When I look at it, it tells me that fat shaming does a whole bunch of things. It makes fat people embarrassed or intimidated about going to the doctor to get decent health care, which would lessen their risk of being of high cost to public health. It causes fat people to avoid being active in public because of the fear of ridicule that they not only “might” suffer, but actually do suffer. It forces many women and girls into the cycle of eating disorders and exercise obsessions that are a) not sustainable and b) do more long term damage to bodies than they do any good. It causes high levels of stress in fat people so that they are at more risk to things like high blood pressure and heart disease.
And these are just a few off the top of my head.
If fat shaming actually worked, wouldn’t we be finding that the rate of obesity in western culture was actually lower now than it used to be, because we’ve been sold the same line for a good 30+ years now? Surely if fat shaming was effective, the obesity rate would be decreasing, rather than increasing.
So here’s the thing. It’s a crock of shit. If you hear doctors, the media, and the general public (which includes your family, friends and colleagues) using fat shaming to try to guilt you/anyone/society in general into somehow miraculously making yourself thin, question it.
That goes for you too non-fatties who might be reading this blog.
Ask the questions about why they do it. Are they doing it because it is known that it actually works, or are they doing it because a) it’s so ingrained in our culture that fat people should be ashamed of themselves that it’s just what’s done, or b) because they’re projecting their own fear of being fat and self loathing onto the people who represent the things they are afraid of/most loathe about themselves?
If you’re a fatty that is on the receiving end of some fat shaming, maybe it’s worth thinking about the damage that actually accepting and carrying that shame is doing to you. Maybe it’s time to refuse to accept and carry that shame.
The little trick I’ve found is to think of that fat shame as a big steaming pile of shit.
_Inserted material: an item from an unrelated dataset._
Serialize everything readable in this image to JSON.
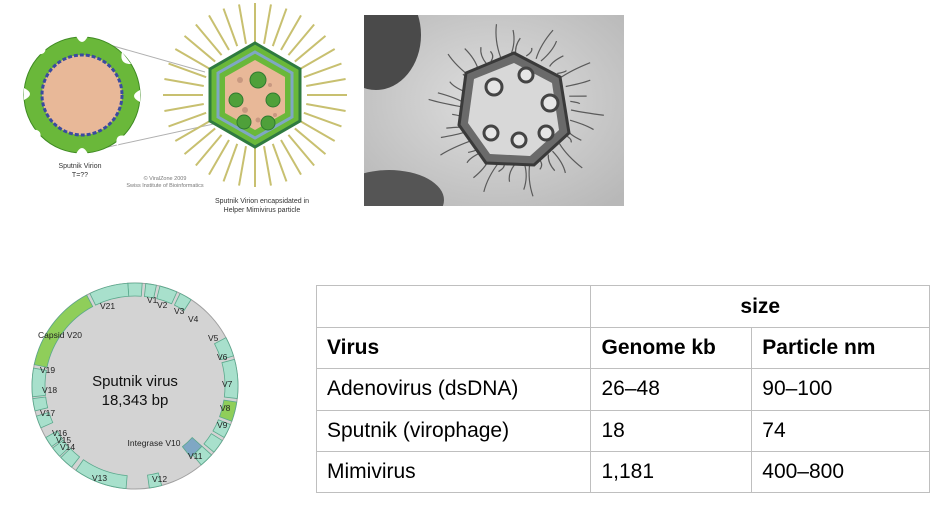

And don’t pick it up if it’s offered to you! When I am handed a stinky pile of fat shame shit, I think to myself “Ummm… that’s YOUR fat shame shit, not mine, I’m not going to carry it, thank you very much.” Where it’s possible, I challenge it to the person trying to hand it to me, but sometimes it’s not possible, so I just raise my chin a little, think to myself “No thanks” and move on, be it literally or figuratively.
Fat shame is pointless and there is no reason you have to accept it. It’s not even going to help you if you did.